Not that I despair of all large shops either. When in the 1920s Stockmann’s commissioned the magnificent modern emporium we can still enjoy today, they weren’t just about selling nice stuff to a populace aspiring to reach the next ladder, they were doing something for Helsinki.
The goods inside made possible the normal and the everyday: dairy and meat products, paper goods, mixed goods, colonial goods, shoes, underwear and overwear and many kinds of other wear. All manner of newly necessary services could also be found close by, like banks and post offices. In addition to stuff, these provided us with identities, and ways of being.
Actually, as an anthropologist I realise that to a large extent I became who I am through shops.
I’m not exaggerating. As a child of the sixties, shops were probably rather important in teaching me manners and how to do that supremely urban thing, interact with familiar strangers. I also have a recollection of a peculiarity that non-Finns and many young Finns won’t know about. The identities on offer were kind of divided into two camps. As a small girl, I knew that Saludo coffee was exactly the same as Kulta Katriina (Golden Katriina) coffee and yet I knew that the two should not be confused with each other.
I learned about my social world through going to grocery shops. These came in two versions (which sort of still exist in the infamous S and K chains).
A few hundred metres from our home, I could find Lehmuskoski and Sons, a small self-service supermarket with a familiar blue “K” over the door. Mamma and Pappa, my grandparents, lived a few hundred metres in the other direction. On my way there I’d pass an Elanto co-op. We kids were always reminded that we were to remember to keep Elanto receipts, as my grandparents would get dividends with them.
My other grandparents would probably not have been seen dead in an Elanto. They were not that kind of people. And so I learned about social divisions, about what’s the same, what’s different and what is valued and by whom.
To the chagrin of many Finns and the detriment of many a Finnish town, the split has continued and worse, it’s carved up Finnish retail into the two camps: entrepreneurs under the sign of the K, socialists and co-operative members under a range of more regional signs (often with a bee symbol like co-operatives around the world). These have gradually merged into the no-longer-quite-co-operative sign of the S.
Actually, come to think of it, supposedly consensus-driven Finland was divided along similar lines in most areas. There were workers’ sports clubs and national ones, workers’ theatres and municipal ones. Helsinki even had a workers’ cultural centre in use as a classical music venue. Alvar Aalto, our most famous architect to date, designed it. He also did the Finlandia Hall, thus showing that an architect could straddle these opposing political worlds, and create beauty for all kinds of clients.
What’s interesting in hindsight, it how much moral weight grown ups seemed to give to these differences between places that were, after all, functionally identical if identity-wise opposing.
Morality still comes into it. At least I feel indignant at the way corporate power has come to limit my options of consumer goods and homogenise the built environment in the process. OK, finding airport shopping traumatic is a huge privilege. But it should not be a privilege to enjoy shopping built on local passions rather than global invasions or even national quasi-monopolies like the K and S chains.

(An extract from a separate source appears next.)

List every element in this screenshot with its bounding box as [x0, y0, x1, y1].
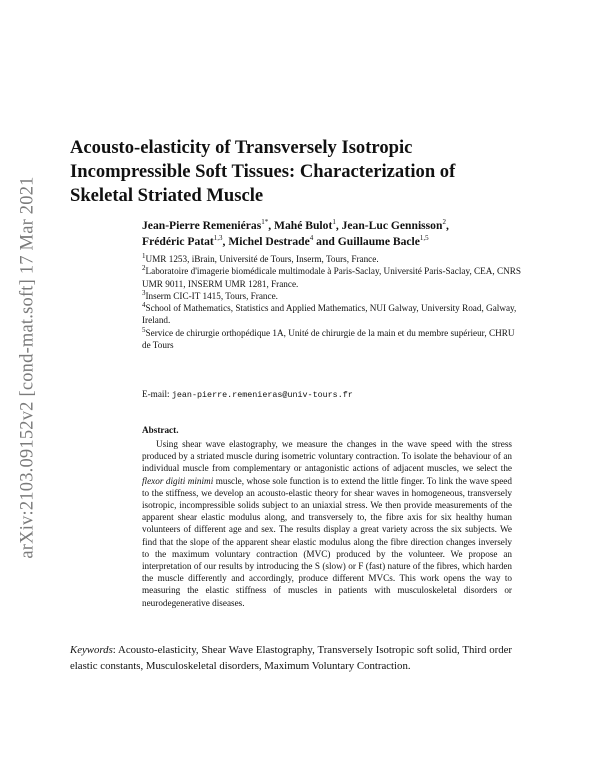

The speakers at today’s panel called for sustainable and above all fun things to improve street-level life (as always, using pictures of the short Finnish summer!)
I really applaud their efforts and want the shopkeepers to make good profits. I also hope that retail policy will be recognised as the planning problem that it is.
Alas, I’m not too, too hopeful. I still see the stunning desire of decision makers to be nice to big capital taking us in the wrong direction: not lively streets close to where real people with real needs live but rather, the mass appeal and libidinal fantasies of Europe’s airports.